Statistically speaking, I’m guessing you don’t live in Wisconsin. And I’m guessing you’re wondering why you should care about an obscure government website in another state. The answer is simple: If Wisconsin can do it, your state can do it. And if the states can do it, the government can do it.
That’s not just my opinion. This week, InsideEPA reported that the “incoming Trump administration's EPA transition team intends to remove non-regulatory climate data from the agency's website, including references to President Barack Obama's June 2013 Climate Action Plan, the strategies for 2014 and 2015 to cut methane and other data, according to a source familiar with the transition team.”

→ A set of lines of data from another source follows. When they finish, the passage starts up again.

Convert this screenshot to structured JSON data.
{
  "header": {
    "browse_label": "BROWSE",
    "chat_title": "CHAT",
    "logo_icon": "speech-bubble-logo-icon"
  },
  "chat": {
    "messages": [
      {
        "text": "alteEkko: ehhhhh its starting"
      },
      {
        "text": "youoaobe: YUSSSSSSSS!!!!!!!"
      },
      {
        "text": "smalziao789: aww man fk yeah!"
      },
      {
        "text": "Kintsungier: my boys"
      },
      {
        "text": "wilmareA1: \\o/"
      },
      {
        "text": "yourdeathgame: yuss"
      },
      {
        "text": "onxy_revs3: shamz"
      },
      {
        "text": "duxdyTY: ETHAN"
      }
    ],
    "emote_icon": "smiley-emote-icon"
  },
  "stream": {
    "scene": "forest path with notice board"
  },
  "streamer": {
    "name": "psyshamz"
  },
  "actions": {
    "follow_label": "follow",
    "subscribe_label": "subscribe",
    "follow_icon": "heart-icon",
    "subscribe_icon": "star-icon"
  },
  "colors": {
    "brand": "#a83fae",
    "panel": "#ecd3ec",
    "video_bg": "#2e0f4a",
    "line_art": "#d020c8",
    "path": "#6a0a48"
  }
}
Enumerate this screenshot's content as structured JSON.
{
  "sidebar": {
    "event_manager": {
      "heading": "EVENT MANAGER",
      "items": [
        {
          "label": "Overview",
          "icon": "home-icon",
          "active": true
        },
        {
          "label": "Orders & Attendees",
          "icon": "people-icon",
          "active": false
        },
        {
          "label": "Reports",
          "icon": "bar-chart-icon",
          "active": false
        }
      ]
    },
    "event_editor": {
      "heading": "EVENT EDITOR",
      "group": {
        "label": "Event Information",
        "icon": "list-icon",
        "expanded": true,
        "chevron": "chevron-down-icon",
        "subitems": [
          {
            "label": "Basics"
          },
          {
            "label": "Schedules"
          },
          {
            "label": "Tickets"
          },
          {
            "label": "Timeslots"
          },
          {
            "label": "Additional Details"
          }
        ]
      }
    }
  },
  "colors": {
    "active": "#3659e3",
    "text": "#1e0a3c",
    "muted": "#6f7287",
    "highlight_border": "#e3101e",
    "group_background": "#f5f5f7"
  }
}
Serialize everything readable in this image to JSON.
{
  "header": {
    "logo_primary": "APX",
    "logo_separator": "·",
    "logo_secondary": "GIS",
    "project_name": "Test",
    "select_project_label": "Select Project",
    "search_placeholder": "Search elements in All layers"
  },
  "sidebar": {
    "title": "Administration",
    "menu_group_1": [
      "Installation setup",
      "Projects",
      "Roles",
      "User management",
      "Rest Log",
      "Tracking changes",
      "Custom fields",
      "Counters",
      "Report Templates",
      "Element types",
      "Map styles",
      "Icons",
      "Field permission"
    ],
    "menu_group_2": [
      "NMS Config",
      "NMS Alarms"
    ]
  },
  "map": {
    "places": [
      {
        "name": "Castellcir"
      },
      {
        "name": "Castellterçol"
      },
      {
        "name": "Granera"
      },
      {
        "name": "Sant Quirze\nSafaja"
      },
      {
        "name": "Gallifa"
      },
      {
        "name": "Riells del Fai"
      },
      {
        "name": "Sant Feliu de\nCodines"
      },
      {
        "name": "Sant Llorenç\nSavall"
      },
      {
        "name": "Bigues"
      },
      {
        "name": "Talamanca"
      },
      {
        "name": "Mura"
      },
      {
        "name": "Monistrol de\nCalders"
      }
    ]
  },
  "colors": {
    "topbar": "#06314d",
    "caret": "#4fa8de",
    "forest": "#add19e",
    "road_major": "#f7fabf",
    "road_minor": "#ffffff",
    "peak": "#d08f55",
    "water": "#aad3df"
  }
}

The thing is, a lot of people care about these data, whether it’s the 97% of scientists who agree that human activity is causing irreversible climate change, or the millions of ordinary citizens who recognize that climate change directly affects our homes, our economy, our food supply and our national security.
And -- thanks to the Internet -- people who care are powerful. Take, for example, DataRefuge, a public, collaborative project to create a “refuge for federal climate and environmental data vulnerable under an administration that denies the fact of ongoing climate change.”
Through DataRefuge, people organize DataRescues, making copies of publicly available datasets so that they will remain available in the future. DataRescues have taken place in Philadelphia, Chicago, and Indianapolis; there’s one in Los Angeles today and one in Ann Arbor next week.
But who’s to say the DataRefuge people aren’t changing the data in their copies of the datasets? Zoe Schlanger from Wired addressed the issue: “In order to be used by future researchers—or possibly used to repopulate the data libraries of a future, more science-friendly administration—the data would have to be untainted by suspicions of meddling. So the data must be meticulously kept under a ‘secure chain of provenance.’ [At the DataRescue,] volunteers were busy matching data to descriptors like which agency the data came from, when it was retrieved, and who was handling it.”
Think about what is happening here. The government can put data on the Internet, and can take it down. Ordinary citizens, using the power of collaboration and access to the Internet, can preempt efforts by government to deny them access to information. Other citizens who disagree with what those citizens are doing can take to that same Internet to voice their displeasure.
The Internet isn’t just some thing out there that we connect to when we want to know what the Kardashians are up to. It’s a resource that is co-created by all of us. The sum of our actions determines the shape of the Web, and if you don’t like its shape, you, too, like the good folks at DataRefuge, can take action to change it. It’s in your hands.